The analysis of the integrated network (Supplementary Figure S7) composed of positive-correlated nodes extracted from the environment–species association network and the SSA network shows that two groups of environmental variables, that is, (I) NH3-N-AT & NO2-N-AT and (II) SRT and NO3-N, exerted considerable impacts on the overall co-occurrence patterns of the bacterial community, but to different degrees. Topological partitioning shows that the network could be divided into two large clusters (or modules). In the upper cluster, NH3-N-AT and NO2-N-AT were connected to only a small proportion of OTUs (12 nodes) on the right corner of the cluster, reflecting their limited influence on the cluster structure. By contrast, in the lower cluster, SRT and NO3-N were correlated with more OTUs (28 nodes), many of which are hub OTUs (nodes with a high number of connections, also known as high degree nodes) in the center of the cluster (comparing Supplementary Table S6 against Supplementary Figure S7). Via hubs, the impacts of these parameters could spread rapidly to reach neighboring OTUs in other parts of the cluster. Further topological and taxonomic comparison lends interesting and novel insights into the community structure. For instance, almost all OTUs of three bacterial phyla, including TM7, Chloroflexi (classes Anaerolineae and Thermomicrobia) and Actinobacteria (classes Actinobacteria and Acidimicrobiia), only occurred in the relatively loosely (70 OTU nodes, 441 edges) connected upper cluster, whereas almost all OTUs of two classes, Sphingobacteria and Gammaproteobacteria, were only found in the densely connected (70 OTU nodes, 441 edges) lower cluster.

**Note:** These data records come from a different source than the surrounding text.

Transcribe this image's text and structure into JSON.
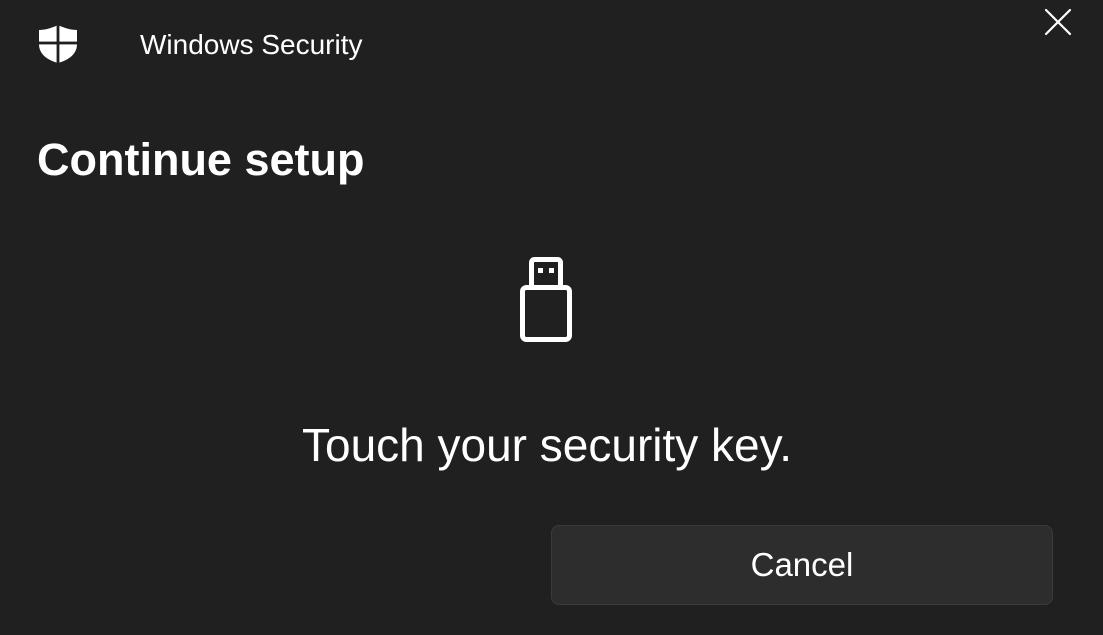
{
  "window": {
    "app_title": "Windows Security",
    "app_icon": "shield-icon",
    "close_icon": "close-icon"
  },
  "content": {
    "heading": "Continue setup",
    "illustration_icon": "usb-security-key-icon",
    "message": "Touch your security key."
  },
  "actions": {
    "cancel_label": "Cancel"
  },
  "colors": {
    "background": "#202020",
    "button_background": "#2d2d2d",
    "text": "#ffffff"
  }
}
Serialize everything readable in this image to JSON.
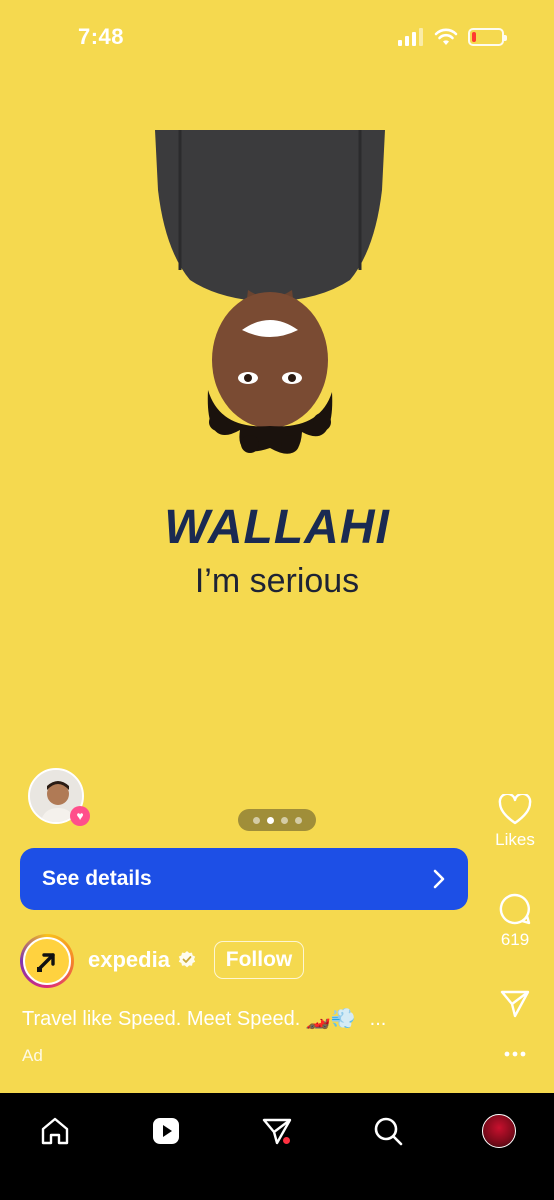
{
  "status_bar": {
    "time": "7:48"
  },
  "post": {
    "headline": "WALLAHI",
    "subline": "I’m serious",
    "carousel": {
      "total": 4,
      "active_index": 1
    },
    "cta_label": "See details",
    "account": {
      "name": "expedia",
      "verified": true,
      "follow_label": "Follow"
    },
    "caption": "Travel like Speed. Meet Speed. 🏎️💨",
    "caption_more": "...",
    "ad_label": "Ad"
  },
  "rail": {
    "likes_label": "Likes",
    "comments_count": "619"
  },
  "colors": {
    "background": "#f5d94f",
    "cta": "#1d4fe6",
    "headline": "#1a2a52",
    "nav": "#000000"
  },
  "nav": {
    "items": [
      "home-icon",
      "reels-icon",
      "messages-icon",
      "search-icon",
      "profile-avatar"
    ]
  }
}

Preferential attachment of bacterial nodes revealed deterministic co-occurrence and co-exclusion patterns

We constructed correlation-based SSA networks and used a statistical method to test both the co-occurrence and co-exclusion patterns between bacterial communities. The resulting entire SSA network (local similarity 0.6 or −0.6) consisted of 150 nodes and 913 edges (average degree of 12.17 and average shortest path length of 2.866, Table 1; see Supplementary Figure S10 for the cumulative degree distribution and exponentially decreased average shortest path length with increasing node degree), with 557 positive interactions between 145 OTUs compared with 356 negative interactions between 117 OTUs (Table 1). The higher clustering coefficients of the entire and positive SSA networks, compared with Erdös-Réyni random networks, with small characteristic shortest path lengths (Table 1), similar to random graphs, suggest that the network has ‘small-world’ properties, that is, nodes that are highly interconnected (clustered) more than would be expected by chance alone. By contrast, the negative SSA, which reflects species–species exclusion patterns, tends to be unclustered (an average clustering coefficient of 0) and less modularized (modularity: 0.457, Table 1; values >0.4 suggest that the network has a modular structure; Newman 2006), compared with the highly clustered, more modularized (modularity: 0.586) positive SSA, revealing distinct characteristics of positive and negative interactions between species.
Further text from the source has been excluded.